HANNAH ROZE (Hazel, Co-Director, Writer)
A graduate of New York University’s Tisch School of the Arts with a major in Drama and a minor in Art History. Short films in which she has appeared have been featured at the New Hampshire Film Festival, the Big Apple Film Fest, and Another Hole in The Head Film Fest. “Haunted”, the directorial debut of Katie Ennis (editor, “The Americans”) in which Hannah was featured won Best Short Drama at the SNOB (Somewhat North of Boston) Film Festival in 2015. She made her Off-Broadway debut as Marie in “The Final Days of Vincent Van Gogh.” Hannah is currently the Membership Coordinator of The Film Fatales, and was Party Coordinator for the College Group at the Metropolitan Museum of Art. She reads tarot, is certified in the use of eight weapons by the Society of American Fight Directors, and lives in Brooklyn.
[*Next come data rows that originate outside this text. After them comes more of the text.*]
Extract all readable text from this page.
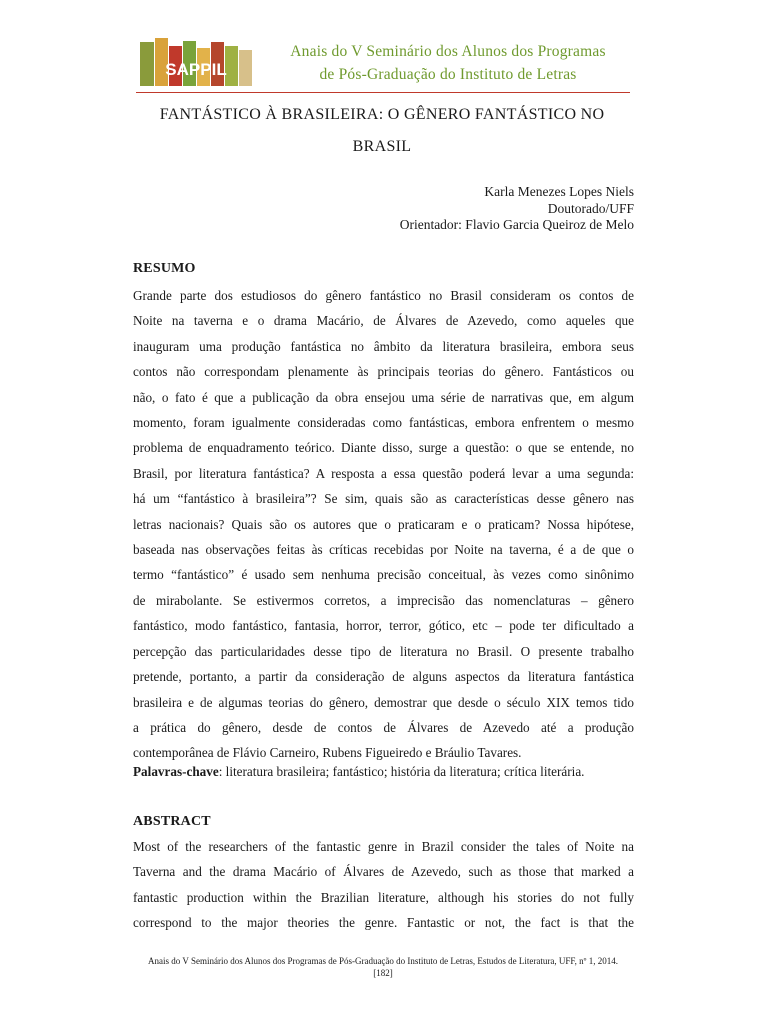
SAPPIL
Anais do V Seminário dos Alunos dos Programas
de Pós-Graduação do Instituto de Letras
FANTÁSTICO À BRASILEIRA: O GÊNERO FANTÁSTICO NO
BRASIL
Karla Menezes Lopes Niels
Doutorado/UFF
Orientador: Flavio Garcia Queiroz de Melo
RESUMO
Grande parte dos estudiosos do gênero fantástico no Brasil consideram os contos de
Noite na taverna e o drama Macário, de Álvares de Azevedo, como aqueles que
inauguram uma produção fantástica no âmbito da literatura brasileira, embora seus
contos não correspondam plenamente às principais teorias do gênero. Fantásticos ou
não, o fato é que a publicação da obra ensejou uma série de narrativas que, em algum
momento, foram igualmente consideradas como fantásticas, embora enfrentem o mesmo
problema de enquadramento teórico. Diante disso, surge a questão: o que se entende, no
Brasil, por literatura fantástica? A resposta a essa questão poderá levar a uma segunda:
há um “fantástico à brasileira”? Se sim, quais são as características desse gênero nas
letras nacionais? Quais são os autores que o praticaram e o praticam? Nossa hipótese,
baseada nas observações feitas às críticas recebidas por Noite na taverna, é a de que o
termo “fantástico” é usado sem nenhuma precisão conceitual, às vezes como sinônimo
de mirabolante. Se estivermos corretos, a imprecisão das nomenclaturas – gênero
fantástico, modo fantástico, fantasia, horror, terror, gótico, etc – pode ter dificultado a
percepção das particularidades desse tipo de literatura no Brasil. O presente trabalho
pretende, portanto, a partir da consideração de alguns aspectos da literatura fantástica
brasileira e de algumas teorias do gênero, demostrar que desde o século XIX temos tido
a prática do gênero, desde de contos de Álvares de Azevedo até a produção
contemporânea de Flávio Carneiro, Rubens Figueiredo e Bráulio Tavares.
Palavras-chave: literatura brasileira; fantástico; história da literatura; crítica literária.
ABSTRACT
Most of the researchers of the fantastic genre in Brazil consider the tales of Noite na
Taverna and the drama Macário of Álvares de Azevedo, such as those that marked a
fantastic production within the Brazilian literature, although his stories do not fully
correspond to the major theories the genre. Fantastic or not, the fact is that the
Anais do V Seminário dos Alunos dos Programas de Pós-Graduação do Instituto de Letras, Estudos de Literatura, UFF, nº 1, 2014.
[182]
SHANNON SPANGLER (Rachel, Producer, Assistant Writer)
A graduate of New York University’s Tisch School of the Arts with a double major in Drama and History. Short films in which she has appeared have won the IndieWork’s Audience Choice Award, Best Film at the Seoul International Extreme Short Image & Film Festival, Indie Fest’s Award of Merit, and have been featured in festivals such as Cannes, the Female Eye Film Festival, and WorldFest Houston. A production of Red Light Winter she starred in won awards at the International Theatre School Festival in Warsaw, Poland in 2015. She is a meticulous planner (usually color-coded), and avid reader and runner. She also lives in Brooklyn.